While we agree that alternative splicing is not a definitive measure of organismal complexity, we argue that it remains a meaningful proxy for transcriptomic and regulatory diversification, especially when analyzed at large phylogenetic scale. In this version of the manuscript, our goal was not to equate alternative splicing with biological complexity, but rather to quantify its patterns across lineages and evaluate its relationship with genome structure. This point is now explicitly stated in both the Introduction and Discussion.

We also recognize the limitations associated with the use of coding sequence (CDS) annotations from public databases such as NCBI RefSeq.

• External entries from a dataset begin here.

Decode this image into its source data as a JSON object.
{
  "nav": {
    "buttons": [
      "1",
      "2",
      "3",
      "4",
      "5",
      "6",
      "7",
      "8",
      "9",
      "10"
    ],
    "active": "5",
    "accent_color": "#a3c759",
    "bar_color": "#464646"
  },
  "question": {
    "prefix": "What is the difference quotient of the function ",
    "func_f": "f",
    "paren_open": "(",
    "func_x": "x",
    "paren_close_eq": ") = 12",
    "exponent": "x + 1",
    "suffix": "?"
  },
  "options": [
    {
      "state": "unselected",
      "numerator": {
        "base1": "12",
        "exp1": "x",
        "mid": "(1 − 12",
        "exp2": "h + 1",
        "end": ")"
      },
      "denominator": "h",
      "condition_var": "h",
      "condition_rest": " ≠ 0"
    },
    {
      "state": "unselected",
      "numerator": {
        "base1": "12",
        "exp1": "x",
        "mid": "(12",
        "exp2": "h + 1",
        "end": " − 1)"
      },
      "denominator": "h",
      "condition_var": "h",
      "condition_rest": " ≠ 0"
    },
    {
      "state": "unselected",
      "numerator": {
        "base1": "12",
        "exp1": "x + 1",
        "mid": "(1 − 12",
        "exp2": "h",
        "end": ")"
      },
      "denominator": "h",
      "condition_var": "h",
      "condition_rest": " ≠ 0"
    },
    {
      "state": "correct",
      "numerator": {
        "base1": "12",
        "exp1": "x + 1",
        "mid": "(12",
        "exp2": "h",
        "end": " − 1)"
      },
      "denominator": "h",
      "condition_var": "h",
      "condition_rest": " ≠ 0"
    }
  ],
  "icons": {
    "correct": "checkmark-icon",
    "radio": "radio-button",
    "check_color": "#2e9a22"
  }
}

To address this concern, we have conducted a detailed analysis of the potential biases introduced by heterogeneous annotation quality, sequencing depth, and computational prediction, as previously addressed in our response to Reviewer #1.

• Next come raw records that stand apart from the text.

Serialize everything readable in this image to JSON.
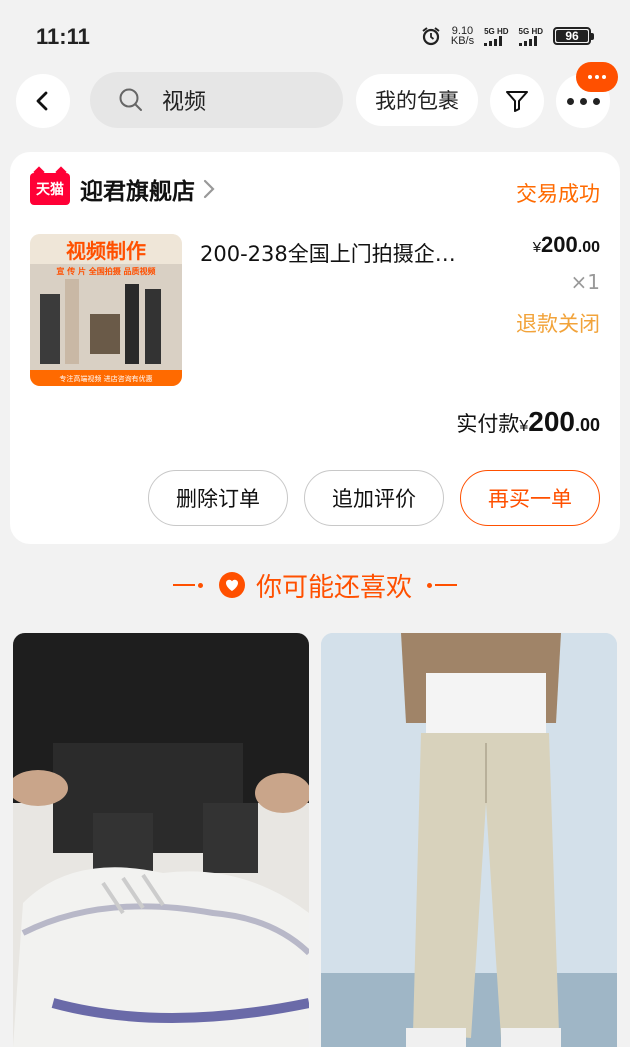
{
  "status_bar": {
    "time": "11:11",
    "net_speed_value": "9.10",
    "net_speed_unit": "KB/s",
    "sim1_label": "5G HD",
    "sim2_label": "5G HD",
    "battery": "96"
  },
  "nav": {
    "search_query": "视频",
    "packages_label": "我的包裹"
  },
  "order": {
    "shop_badge": "天猫",
    "shop_name": "迎君旗舰店",
    "status": "交易成功",
    "product_title": "200-238全国上门拍摄企…",
    "thumb_title": "视频制作",
    "thumb_sub": "宣 传 片  全国拍摄  品质视频",
    "thumb_footer": "专注高端视频  进店咨询有优惠",
    "price_currency": "¥",
    "price_int": "200",
    "price_dec": ".00",
    "quantity": "×1",
    "refund_status": "退款关闭",
    "paid_label": "实付款",
    "paid_currency": "¥",
    "paid_int": "200",
    "paid_dec": ".00",
    "buttons": {
      "delete": "删除订单",
      "review": "追加评价",
      "rebuy": "再买一单"
    }
  },
  "recommend": {
    "title": "你可能还喜欢"
  },
  "colors": {
    "accent": "#ff5000",
    "status_orange": "#ff6a00",
    "refund_orange": "#f2a33a",
    "tmall_red": "#ff0036"
  },
  "icons": [
    "back-arrow-icon",
    "search-icon",
    "filter-icon",
    "more-icon",
    "tmall-logo",
    "chevron-right-icon",
    "heart-icon",
    "alarm-icon"
  ]
}
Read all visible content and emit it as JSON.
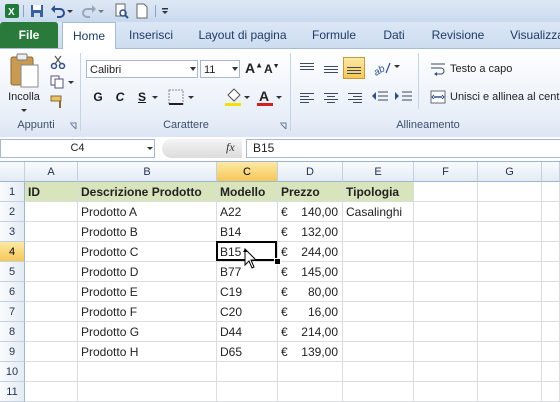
{
  "qat": {
    "icons": [
      "excel-icon",
      "save-icon",
      "undo-icon",
      "redo-icon",
      "print-preview-icon",
      "new-document-icon",
      "customize-icon"
    ]
  },
  "tabs": [
    {
      "label": "File"
    },
    {
      "label": "Home"
    },
    {
      "label": "Inserisci"
    },
    {
      "label": "Layout di pagina"
    },
    {
      "label": "Formule"
    },
    {
      "label": "Dati"
    },
    {
      "label": "Revisione"
    },
    {
      "label": "Visualizza"
    }
  ],
  "ribbon": {
    "clipboard": {
      "paste_label": "Incolla",
      "group_label": "Appunti"
    },
    "font": {
      "font_name": "Calibri",
      "font_size": "11",
      "bold": "G",
      "italic": "C",
      "underline": "S",
      "group_label": "Carattere"
    },
    "alignment": {
      "wrap_text": "Testo a capo",
      "merge_center": "Unisci e allinea al centro",
      "group_label": "Allineamento"
    }
  },
  "formula_bar": {
    "name_box": "C4",
    "fx": "fx",
    "content": "B15"
  },
  "columns": [
    "A",
    "B",
    "C",
    "D",
    "E",
    "F",
    "G"
  ],
  "rows": [
    "1",
    "2",
    "3",
    "4",
    "5",
    "6",
    "7",
    "8",
    "9",
    "10",
    "11"
  ],
  "table": {
    "headers": [
      "ID",
      "Descrizione Prodotto",
      "Modello",
      "Prezzo",
      "Tipologia"
    ],
    "rows": [
      {
        "desc": "Prodotto A",
        "model": "A22",
        "currency": "€",
        "price": "140,00",
        "type": "Casalinghi"
      },
      {
        "desc": "Prodotto B",
        "model": "B14",
        "currency": "€",
        "price": "132,00",
        "type": ""
      },
      {
        "desc": "Prodotto C",
        "model": "B15",
        "currency": "€",
        "price": "244,00",
        "type": ""
      },
      {
        "desc": "Prodotto D",
        "model": "B77",
        "currency": "€",
        "price": "145,00",
        "type": ""
      },
      {
        "desc": "Prodotto E",
        "model": "C19",
        "currency": "€",
        "price": "80,00",
        "type": ""
      },
      {
        "desc": "Prodotto F",
        "model": "C20",
        "currency": "€",
        "price": "16,00",
        "type": ""
      },
      {
        "desc": "Prodotto G",
        "model": "D44",
        "currency": "€",
        "price": "214,00",
        "type": ""
      },
      {
        "desc": "Prodotto H",
        "model": "D65",
        "currency": "€",
        "price": "139,00",
        "type": ""
      }
    ]
  },
  "colors": {
    "file_tab": "#2a7a3b",
    "header_fill": "#d7e4bc",
    "selection_header": "#f6c758"
  }
}
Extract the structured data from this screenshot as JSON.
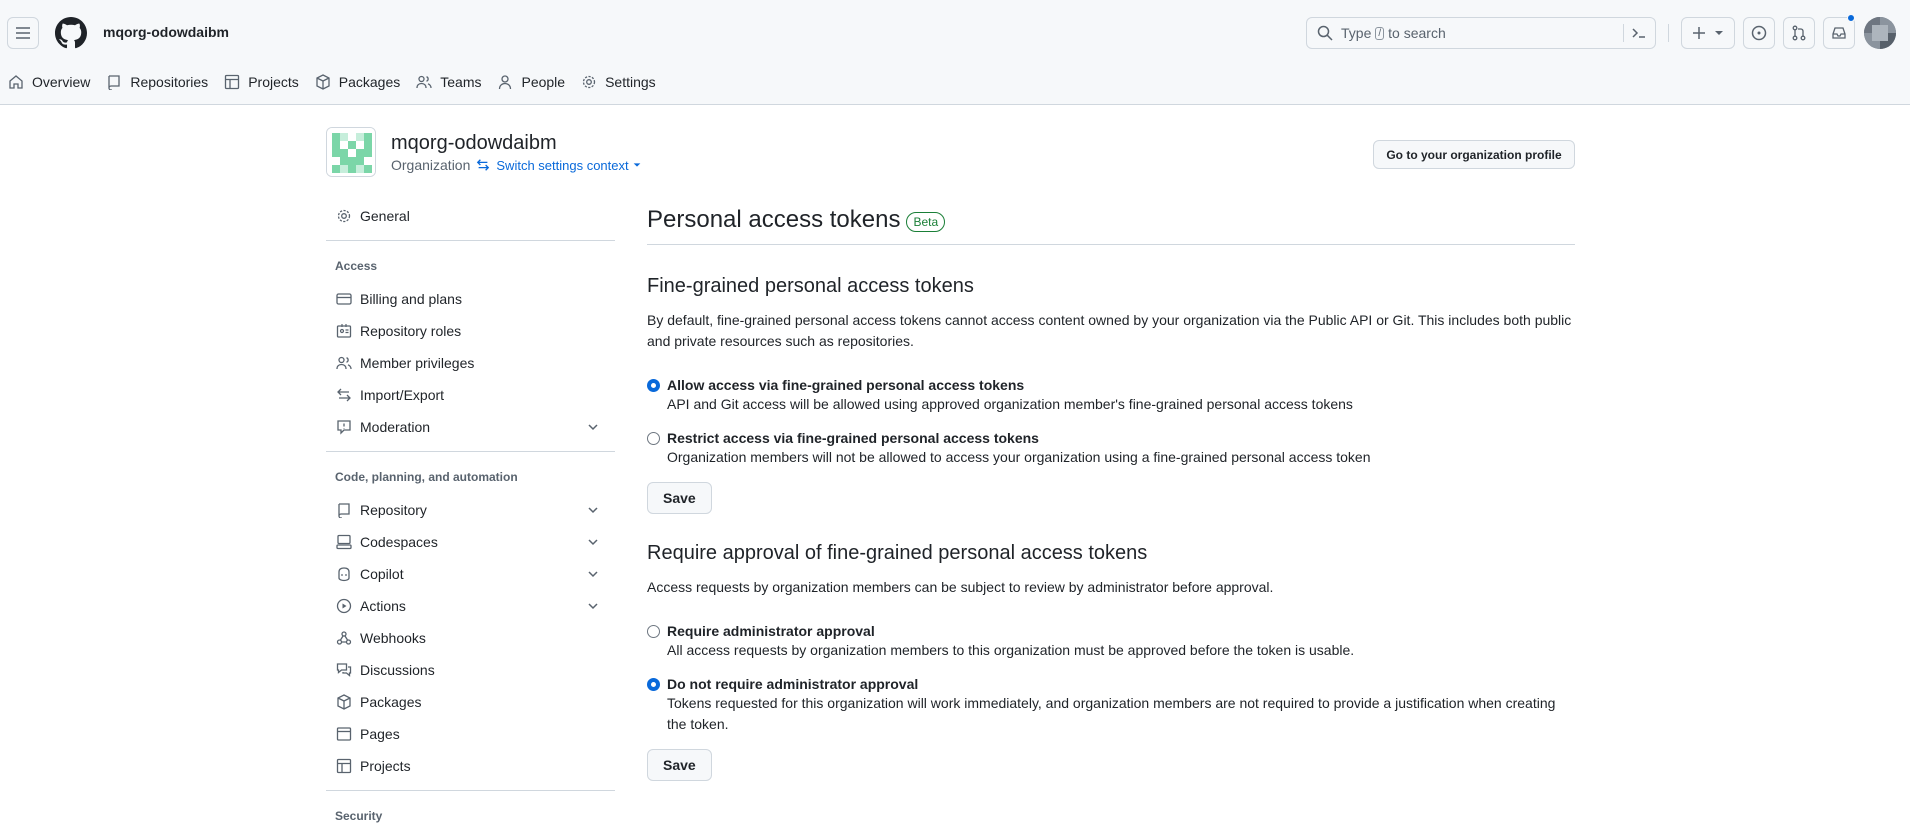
{
  "header": {
    "org_name": "mqorg-odowdaibm",
    "search_prefix": "Type",
    "search_key": "/",
    "search_suffix": "to search"
  },
  "tabs": [
    {
      "label": "Overview",
      "icon": "home-icon"
    },
    {
      "label": "Repositories",
      "icon": "repo-icon"
    },
    {
      "label": "Projects",
      "icon": "table-icon"
    },
    {
      "label": "Packages",
      "icon": "package-icon"
    },
    {
      "label": "Teams",
      "icon": "people-icon"
    },
    {
      "label": "People",
      "icon": "person-icon"
    },
    {
      "label": "Settings",
      "icon": "gear-icon"
    }
  ],
  "org": {
    "title": "mqorg-odowdaibm",
    "type": "Organization",
    "switch_label": "Switch settings context",
    "profile_button": "Go to your organization profile"
  },
  "sidebar": {
    "general": "General",
    "access_heading": "Access",
    "access_items": [
      "Billing and plans",
      "Repository roles",
      "Member privileges",
      "Import/Export",
      "Moderation"
    ],
    "code_heading": "Code, planning, and automation",
    "code_items": [
      "Repository",
      "Codespaces",
      "Copilot",
      "Actions",
      "Webhooks",
      "Discussions",
      "Packages",
      "Pages",
      "Projects"
    ],
    "security_heading": "Security"
  },
  "main": {
    "title": "Personal access tokens",
    "badge": "Beta",
    "fine_grained": {
      "heading": "Fine-grained personal access tokens",
      "description": "By default, fine-grained personal access tokens cannot access content owned by your organization via the Public API or Git. This includes both public and private resources such as repositories.",
      "options": [
        {
          "label": "Allow access via fine-grained personal access tokens",
          "description": "API and Git access will be allowed using approved organization member's fine-grained personal access tokens",
          "selected": true
        },
        {
          "label": "Restrict access via fine-grained personal access tokens",
          "description": "Organization members will not be allowed to access your organization using a fine-grained personal access token",
          "selected": false
        }
      ],
      "save": "Save"
    },
    "approval": {
      "heading": "Require approval of fine-grained personal access tokens",
      "description": "Access requests by organization members can be subject to review by administrator before approval.",
      "options": [
        {
          "label": "Require administrator approval",
          "description": "All access requests by organization members to this organization must be approved before the token is usable.",
          "selected": false
        },
        {
          "label": "Do not require administrator approval",
          "description": "Tokens requested for this organization will work immediately, and organization members are not required to provide a justification when creating the token.",
          "selected": true
        }
      ],
      "save": "Save"
    }
  }
}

In response to concerns about unsupported statements, we have completely rewritten the manuscript to ensure that all claims are now explicitly supported by data and grounded in up-to-date scientific literature. We have reformulated speculative statements, removed inappropriate generalizations, and improved the logical flow of the arguments throughout the text. In summary, we have strengthened both the conceptual framework and the methodological foundation of the study, while maintaining a cautious interpretation of the results.

Trends of Alternative Splicing

To address the reviewer’s concern, we have revised the interpretation of trends as used in our analysis. In this study, we define a trend not as a strict directional progression or a linear trajectory across all species, but rather as a broad statistical pattern observable in the relative distribution and variability of alternative splicing across major taxonomic groups. We do not claim that this pattern reflects a universal adaptive pathway. Instead, we interpret it as a signal of differences in regulatory strategies associated to the genome architecture. To avoid misinterpretation, we have rephrased several sentences in the manuscript and explicitly emphasized the variability within groups, and the lack of significant correlations in certain clades.

Inconsistent statistics

The discrepancies pointed out were due to differences between mean and median-based analyses. These have been clarified and consistently reported in the revised manuscript. Error bars, p-values, and a supplementary table summarizing all tests are now included. Furthremore, we have no removed any species from our dataset.